Dortmund – Wenn man den Vorhang am Eingang des Hartware Medienkunstvereins im Dortmunder U durchschreitet, empfängt einen dröhnender Orgelklang. Man wendet sich zur Leinwand, wo sich eine seltsame Szene in einer Küstenlandschaft abspielt. Zwei stahlgraue Wesen scheinen aus dem Schlaf zu erwachen, richten sich auf, werden lebhafter, gehen aufeinander zu, wenden sich wieder ab. Langsam erkennt man die Konturen von Kampfjets, nachgebaut aus Plastik, aufblasbar wie Schwimmtiere oder Luftmatratzen.

Man erkennt die Menschen, die den „Falcon“ und den „Typhoon“ bewegen, und erst da kann man die Größe einschätzen. Es wirkt wie ein Tanz von Urwesen. Mal scheinen sie miteinander zu kämpfen, dann sieht es aus wie ein Balzen, eine Paarung, die schließlich in einer Erschlaffung endet.

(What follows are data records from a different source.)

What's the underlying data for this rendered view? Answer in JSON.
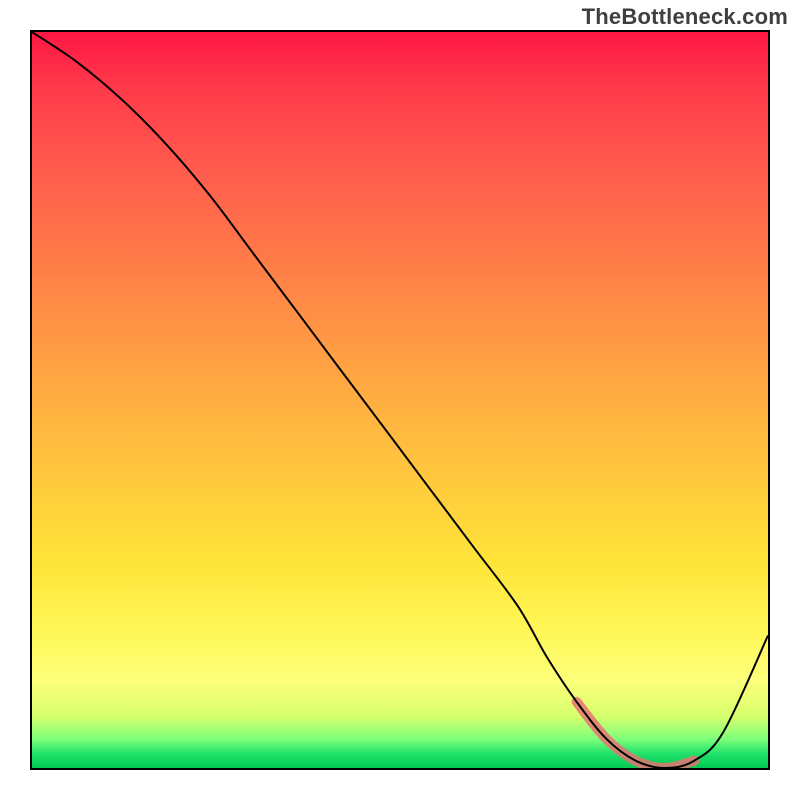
{
  "watermark": "TheBottleneck.com",
  "chart_data": {
    "type": "line",
    "title": "",
    "xlabel": "",
    "ylabel": "",
    "xlim": [
      0,
      100
    ],
    "ylim": [
      0,
      100
    ],
    "grid": false,
    "series": [
      {
        "name": "bottleneck-curve",
        "x": [
          0,
          6,
          12,
          18,
          24,
          30,
          36,
          42,
          48,
          54,
          60,
          66,
          70,
          74,
          78,
          82,
          86,
          90,
          94,
          100
        ],
        "values": [
          100,
          96,
          91,
          85,
          78,
          70,
          62,
          54,
          46,
          38,
          30,
          22,
          15,
          9,
          4,
          1,
          0,
          1,
          5,
          18
        ]
      }
    ],
    "annotations": [
      {
        "name": "optimal-range-highlight",
        "x_start": 74,
        "x_end": 92,
        "y_approx": 2
      }
    ],
    "background_gradient_stops": [
      {
        "pos": 0.0,
        "color": "#ff1744"
      },
      {
        "pos": 0.45,
        "color": "#ffa143"
      },
      {
        "pos": 0.82,
        "color": "#fff85a"
      },
      {
        "pos": 1.0,
        "color": "#00c853"
      }
    ]
  }
}
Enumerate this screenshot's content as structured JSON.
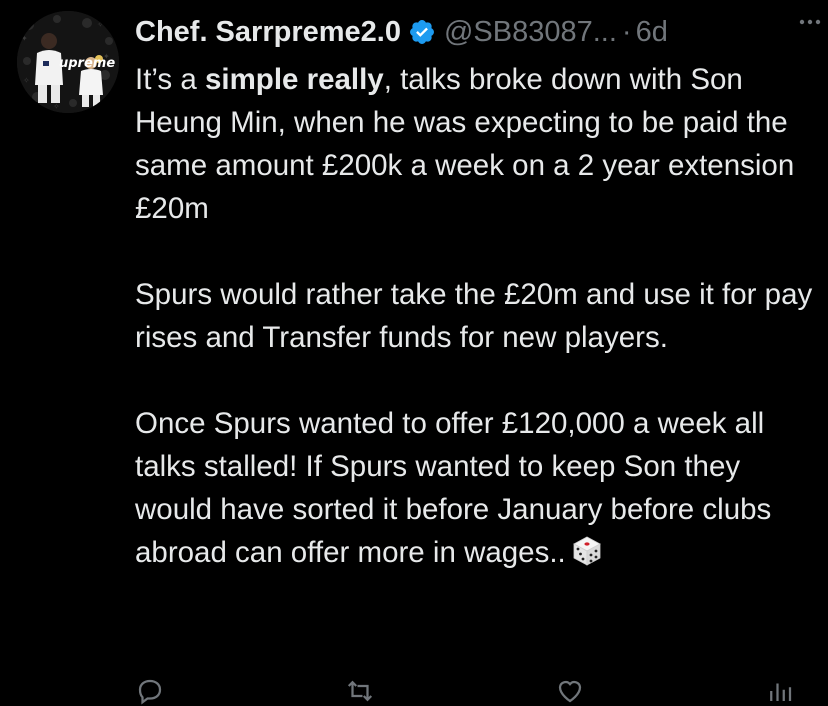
{
  "tweet": {
    "author": {
      "display_name": "Chef. Sarrpreme2.0",
      "handle": "@SB83087...",
      "separator": "·",
      "time_ago": "6d",
      "avatar_text": "upreme",
      "verified_icon": "verified-badge-icon"
    },
    "more_icon": "more-options-icon",
    "paragraphs": [
      {
        "intro": "It’s a ",
        "bold": "simple really",
        "text": ", talks broke down with Son Heung Min, when he was expecting to be paid the same amount £200k a week on a 2 year extension £20m"
      },
      {
        "text": "Spurs would rather take the £20m and use it for pay rises and Transfer funds for new players."
      },
      {
        "text": "Once Spurs wanted to offer £120,000 a week all talks stalled! If Spurs wanted to keep Son they would have sorted it before January before clubs abroad can offer more in wages.."
      }
    ],
    "emoji_icon": "game-die-icon",
    "actions": [
      "reply-icon",
      "retweet-icon",
      "like-icon",
      "views-icon"
    ]
  },
  "colors": {
    "background": "#000000",
    "text_primary": "#e7e9ea",
    "text_secondary": "#71767b",
    "verified": "#1d9bf0"
  }
}
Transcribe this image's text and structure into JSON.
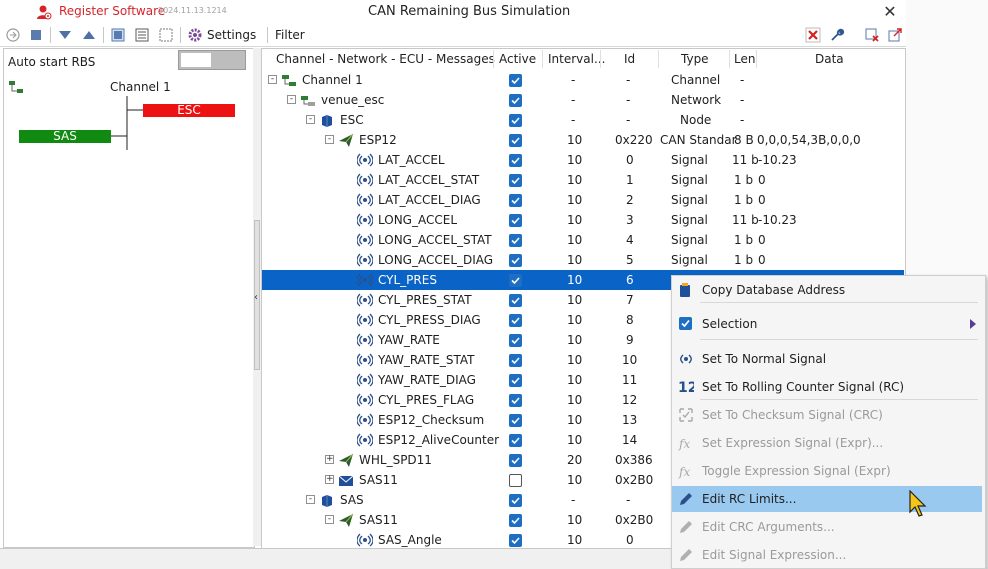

In ihrer Videoarbeit „Pranayama Organ“ (2021) verwandelt die britische Künstlerin Fiona Banner die Attrappen von Kampfflugzeugen in surreale Geschöpfe. Hier bekommt man keine Angst, fühlt sich nicht bedroht von den seltsamen Ritualen. Der Film entfaltet einen großen Sog, man schaut dem schrägen Treiben, diesem absurden Akt der Befriedung, einfach gern zu.

Inke Arns, Direktorin des Medienkunstvereins, hat die Arbeit bei der Biennale in Venedig gesehen. Nun bildet sie den Kern der Ausstellung „Pranayama Typhoon Soft Parts Wing Flap Fin“, eine erweiterte Version.

Fiona Banner arbeitet mit einigen durchlaufenden Motiven. Das Atmen gehört dazu, das im Soundtrack zum Video eine wichtige Rolle spielt – und auch die Orgel ist ja ein atmendes Instrument, zum Klingen gebracht durch mechanische Lungen. „Pranayama“ bezeichnet eine Atemtechnik im Yoga. Die Musik, die gespielt wird, ist der Song „Wild is the Wind“. Und die Luft ist es auch, die den Aufblasflugzeugen erst ihre Gestalt, ihr Leben verleiht. Selbst der Typhoon-Jet heißt nach einem Wind. Die Installation in Dortmund wird ergänzt durch drei Aufblaskissen, auf denen Besucher Platz nehmen können. Die Sitzelemente sind Flugzeugteilen nachgeformt. Und gegenüber der Leinwand liegt ein reales großes Aufblasflugzeug, ein „Falcon“, etwas schlaff, und wenn man länger hinschaut, bemerkt man, dass es sich bewegt, als würde es atmen. Fiona Banner hat sich das nicht ausgedacht, es gibt solche Attrappen auf dem Markt. Militärs nutzen sie als Ablenkung, damit eventuelle Angreifer ihre Munition an die Nachbauten verschwenden.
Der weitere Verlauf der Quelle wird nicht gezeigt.